My three favorite marinades for proteins that will give your dishes unique flavors without much hassle.
Ingredients
Salmon marinade: | |
1 teaspoon | Mustard |
1 teaspoon | Honey |
2 tablespoons | Olive oil |
According to your needs | Paprika and salt |
Chicken marinade: | |
4 tablespoons | Soy sauce |
1 tablespoons | Tomato paste |
2 tablespoons | Brown sugar |
1 teaspoon | Ground sweet/smoked paprika |
According to your needs | Salt and pepper |
Spiced chickpeas: | |
According to your needs | Salt and pepper |
1 teaspoon | Ground smoked paprika |
According to your needs | Chili flakes |
2 tablespoons | Olive oil |
2 tablespoons | Daily Spoon nutritional yeast flakes (to give a cheesy flavor and crunch) |
Instructions
1
Salmon: mix mustard, honey, olive oil, and paprika in a cup.
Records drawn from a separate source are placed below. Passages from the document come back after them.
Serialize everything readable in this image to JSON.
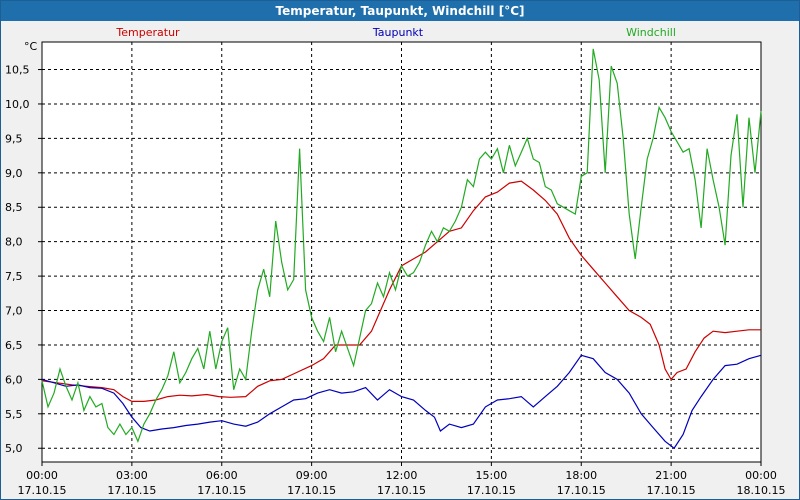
{
  "window": {
    "title": "Temperatur, Taupunkt, Windchill [°C]"
  },
  "colors": {
    "temperatur": "#cc0000",
    "taupunkt": "#0000bb",
    "windchill": "#22aa22",
    "titlebar": "#1f6fad",
    "grid": "#000000"
  },
  "chart_data": {
    "type": "line",
    "title": "Temperatur, Taupunkt, Windchill [°C]",
    "unit": "°C",
    "ylim": [
      4.8,
      10.9
    ],
    "xlim": [
      0,
      24
    ],
    "grid": true,
    "legend": "top",
    "yticks": [
      {
        "v": 5.0,
        "label": "5,0"
      },
      {
        "v": 5.5,
        "label": "5,5"
      },
      {
        "v": 6.0,
        "label": "6,0"
      },
      {
        "v": 6.5,
        "label": "6,5"
      },
      {
        "v": 7.0,
        "label": "7,0"
      },
      {
        "v": 7.5,
        "label": "7,5"
      },
      {
        "v": 8.0,
        "label": "8,0"
      },
      {
        "v": 8.5,
        "label": "8,5"
      },
      {
        "v": 9.0,
        "label": "9,0"
      },
      {
        "v": 9.5,
        "label": "9,5"
      },
      {
        "v": 10.0,
        "label": "10,0"
      },
      {
        "v": 10.5,
        "label": "10,5"
      }
    ],
    "xticks": [
      {
        "h": 0,
        "time": "00:00",
        "date": "17.10.15"
      },
      {
        "h": 3,
        "time": "03:00",
        "date": "17.10.15"
      },
      {
        "h": 6,
        "time": "06:00",
        "date": "17.10.15"
      },
      {
        "h": 9,
        "time": "09:00",
        "date": "17.10.15"
      },
      {
        "h": 12,
        "time": "12:00",
        "date": "17.10.15"
      },
      {
        "h": 15,
        "time": "15:00",
        "date": "17.10.15"
      },
      {
        "h": 18,
        "time": "18:00",
        "date": "17.10.15"
      },
      {
        "h": 21,
        "time": "21:00",
        "date": "17.10.15"
      },
      {
        "h": 24,
        "time": "00:00",
        "date": "18.10.15"
      }
    ],
    "series": [
      {
        "name": "Temperatur",
        "color": "#cc0000",
        "points": [
          [
            0,
            5.98
          ],
          [
            0.5,
            5.95
          ],
          [
            1,
            5.92
          ],
          [
            1.5,
            5.9
          ],
          [
            2,
            5.88
          ],
          [
            2.4,
            5.85
          ],
          [
            2.7,
            5.75
          ],
          [
            3,
            5.68
          ],
          [
            3.4,
            5.68
          ],
          [
            3.8,
            5.7
          ],
          [
            4.2,
            5.75
          ],
          [
            4.6,
            5.77
          ],
          [
            5,
            5.76
          ],
          [
            5.5,
            5.78
          ],
          [
            5.9,
            5.75
          ],
          [
            6.3,
            5.74
          ],
          [
            6.8,
            5.75
          ],
          [
            7.2,
            5.9
          ],
          [
            7.6,
            5.98
          ],
          [
            8,
            6.0
          ],
          [
            8.5,
            6.1
          ],
          [
            9,
            6.2
          ],
          [
            9.4,
            6.3
          ],
          [
            9.8,
            6.5
          ],
          [
            10.2,
            6.5
          ],
          [
            10.6,
            6.5
          ],
          [
            11,
            6.7
          ],
          [
            11.3,
            7.0
          ],
          [
            11.6,
            7.3
          ],
          [
            12,
            7.65
          ],
          [
            12.4,
            7.75
          ],
          [
            12.8,
            7.85
          ],
          [
            13.2,
            8.0
          ],
          [
            13.6,
            8.15
          ],
          [
            14,
            8.2
          ],
          [
            14.4,
            8.45
          ],
          [
            14.8,
            8.65
          ],
          [
            15.2,
            8.72
          ],
          [
            15.6,
            8.85
          ],
          [
            16,
            8.88
          ],
          [
            16.4,
            8.75
          ],
          [
            16.8,
            8.6
          ],
          [
            17.2,
            8.4
          ],
          [
            17.6,
            8.05
          ],
          [
            18,
            7.8
          ],
          [
            18.4,
            7.6
          ],
          [
            18.8,
            7.4
          ],
          [
            19.2,
            7.2
          ],
          [
            19.6,
            7.0
          ],
          [
            20,
            6.9
          ],
          [
            20.3,
            6.8
          ],
          [
            20.6,
            6.5
          ],
          [
            20.8,
            6.15
          ],
          [
            21,
            6.0
          ],
          [
            21.2,
            6.1
          ],
          [
            21.5,
            6.15
          ],
          [
            21.8,
            6.4
          ],
          [
            22.1,
            6.6
          ],
          [
            22.4,
            6.7
          ],
          [
            22.8,
            6.68
          ],
          [
            23.2,
            6.7
          ],
          [
            23.6,
            6.72
          ],
          [
            24,
            6.72
          ]
        ]
      },
      {
        "name": "Taupunkt",
        "color": "#0000bb",
        "points": [
          [
            0,
            6.0
          ],
          [
            0.4,
            5.95
          ],
          [
            0.8,
            5.9
          ],
          [
            1.2,
            5.92
          ],
          [
            1.6,
            5.88
          ],
          [
            2,
            5.87
          ],
          [
            2.4,
            5.8
          ],
          [
            2.7,
            5.65
          ],
          [
            3,
            5.45
          ],
          [
            3.3,
            5.3
          ],
          [
            3.6,
            5.25
          ],
          [
            4,
            5.28
          ],
          [
            4.4,
            5.3
          ],
          [
            4.8,
            5.33
          ],
          [
            5.2,
            5.35
          ],
          [
            5.6,
            5.38
          ],
          [
            6,
            5.4
          ],
          [
            6.4,
            5.35
          ],
          [
            6.8,
            5.32
          ],
          [
            7.2,
            5.38
          ],
          [
            7.6,
            5.5
          ],
          [
            8,
            5.6
          ],
          [
            8.4,
            5.7
          ],
          [
            8.8,
            5.72
          ],
          [
            9.2,
            5.8
          ],
          [
            9.6,
            5.85
          ],
          [
            10,
            5.8
          ],
          [
            10.4,
            5.82
          ],
          [
            10.8,
            5.88
          ],
          [
            11.2,
            5.7
          ],
          [
            11.6,
            5.85
          ],
          [
            12,
            5.75
          ],
          [
            12.4,
            5.7
          ],
          [
            12.8,
            5.55
          ],
          [
            13.1,
            5.45
          ],
          [
            13.3,
            5.25
          ],
          [
            13.6,
            5.35
          ],
          [
            14,
            5.3
          ],
          [
            14.4,
            5.35
          ],
          [
            14.8,
            5.6
          ],
          [
            15.2,
            5.7
          ],
          [
            15.6,
            5.72
          ],
          [
            16,
            5.75
          ],
          [
            16.4,
            5.6
          ],
          [
            16.8,
            5.75
          ],
          [
            17.2,
            5.9
          ],
          [
            17.6,
            6.1
          ],
          [
            18,
            6.35
          ],
          [
            18.4,
            6.3
          ],
          [
            18.8,
            6.1
          ],
          [
            19.2,
            6.0
          ],
          [
            19.6,
            5.8
          ],
          [
            20,
            5.5
          ],
          [
            20.4,
            5.3
          ],
          [
            20.8,
            5.1
          ],
          [
            21.1,
            5.0
          ],
          [
            21.4,
            5.2
          ],
          [
            21.7,
            5.55
          ],
          [
            22,
            5.75
          ],
          [
            22.4,
            6.0
          ],
          [
            22.8,
            6.2
          ],
          [
            23.2,
            6.22
          ],
          [
            23.6,
            6.3
          ],
          [
            24,
            6.35
          ]
        ]
      },
      {
        "name": "Windchill",
        "color": "#22aa22",
        "points": [
          [
            0,
            5.98
          ],
          [
            0.2,
            5.6
          ],
          [
            0.4,
            5.8
          ],
          [
            0.6,
            6.15
          ],
          [
            0.8,
            5.9
          ],
          [
            1,
            5.7
          ],
          [
            1.2,
            5.95
          ],
          [
            1.4,
            5.55
          ],
          [
            1.6,
            5.75
          ],
          [
            1.8,
            5.6
          ],
          [
            2,
            5.65
          ],
          [
            2.2,
            5.3
          ],
          [
            2.4,
            5.2
          ],
          [
            2.6,
            5.35
          ],
          [
            2.8,
            5.2
          ],
          [
            3,
            5.3
          ],
          [
            3.2,
            5.1
          ],
          [
            3.4,
            5.35
          ],
          [
            3.6,
            5.5
          ],
          [
            3.8,
            5.7
          ],
          [
            4,
            5.85
          ],
          [
            4.2,
            6.05
          ],
          [
            4.4,
            6.4
          ],
          [
            4.6,
            5.95
          ],
          [
            4.8,
            6.1
          ],
          [
            5,
            6.3
          ],
          [
            5.2,
            6.45
          ],
          [
            5.4,
            6.15
          ],
          [
            5.6,
            6.7
          ],
          [
            5.8,
            6.15
          ],
          [
            6,
            6.55
          ],
          [
            6.2,
            6.75
          ],
          [
            6.4,
            5.85
          ],
          [
            6.6,
            6.15
          ],
          [
            6.8,
            6.0
          ],
          [
            7,
            6.7
          ],
          [
            7.2,
            7.3
          ],
          [
            7.4,
            7.6
          ],
          [
            7.6,
            7.2
          ],
          [
            7.8,
            8.3
          ],
          [
            8,
            7.7
          ],
          [
            8.2,
            7.3
          ],
          [
            8.4,
            7.45
          ],
          [
            8.6,
            9.35
          ],
          [
            8.8,
            7.3
          ],
          [
            9,
            6.9
          ],
          [
            9.2,
            6.7
          ],
          [
            9.4,
            6.55
          ],
          [
            9.6,
            6.9
          ],
          [
            9.8,
            6.4
          ],
          [
            10,
            6.7
          ],
          [
            10.2,
            6.45
          ],
          [
            10.4,
            6.2
          ],
          [
            10.6,
            6.6
          ],
          [
            10.8,
            7.0
          ],
          [
            11,
            7.1
          ],
          [
            11.2,
            7.4
          ],
          [
            11.4,
            7.2
          ],
          [
            11.6,
            7.55
          ],
          [
            11.8,
            7.3
          ],
          [
            12,
            7.65
          ],
          [
            12.2,
            7.5
          ],
          [
            12.4,
            7.55
          ],
          [
            12.6,
            7.7
          ],
          [
            12.8,
            7.95
          ],
          [
            13,
            8.15
          ],
          [
            13.2,
            8.0
          ],
          [
            13.4,
            8.2
          ],
          [
            13.6,
            8.15
          ],
          [
            13.8,
            8.3
          ],
          [
            14,
            8.5
          ],
          [
            14.2,
            8.9
          ],
          [
            14.4,
            8.8
          ],
          [
            14.6,
            9.2
          ],
          [
            14.8,
            9.3
          ],
          [
            15,
            9.2
          ],
          [
            15.2,
            9.35
          ],
          [
            15.4,
            9.0
          ],
          [
            15.6,
            9.4
          ],
          [
            15.8,
            9.1
          ],
          [
            16,
            9.3
          ],
          [
            16.2,
            9.5
          ],
          [
            16.4,
            9.2
          ],
          [
            16.6,
            9.15
          ],
          [
            16.8,
            8.8
          ],
          [
            17,
            8.75
          ],
          [
            17.2,
            8.55
          ],
          [
            17.4,
            8.5
          ],
          [
            17.6,
            8.45
          ],
          [
            17.8,
            8.4
          ],
          [
            18,
            8.95
          ],
          [
            18.2,
            9.0
          ],
          [
            18.4,
            10.8
          ],
          [
            18.6,
            10.35
          ],
          [
            18.8,
            9.0
          ],
          [
            19,
            10.55
          ],
          [
            19.2,
            10.3
          ],
          [
            19.4,
            9.5
          ],
          [
            19.6,
            8.4
          ],
          [
            19.8,
            7.75
          ],
          [
            20,
            8.5
          ],
          [
            20.2,
            9.2
          ],
          [
            20.4,
            9.5
          ],
          [
            20.6,
            9.95
          ],
          [
            20.8,
            9.8
          ],
          [
            21,
            9.6
          ],
          [
            21.2,
            9.45
          ],
          [
            21.4,
            9.3
          ],
          [
            21.6,
            9.35
          ],
          [
            21.8,
            8.9
          ],
          [
            22,
            8.2
          ],
          [
            22.2,
            9.35
          ],
          [
            22.4,
            8.9
          ],
          [
            22.6,
            8.5
          ],
          [
            22.8,
            7.95
          ],
          [
            23,
            9.25
          ],
          [
            23.2,
            9.85
          ],
          [
            23.4,
            8.5
          ],
          [
            23.6,
            9.8
          ],
          [
            23.8,
            9.0
          ],
          [
            24,
            9.9
          ]
        ]
      }
    ]
  }
}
Season the salmon with salt, pour the marinade over it, and close it in a container. Keep it for at least an hour.
2
Chicken: mix soy sauce, tomato paste, brown sugar, and sweet or smoked paprika in a cup. Pour the marinade over the chicken and close it in a container. It’s best to keep it for at least a day.
3
Chickpeas: you don’t need to marinate chickpeas, but it’s important to season them well before roasting.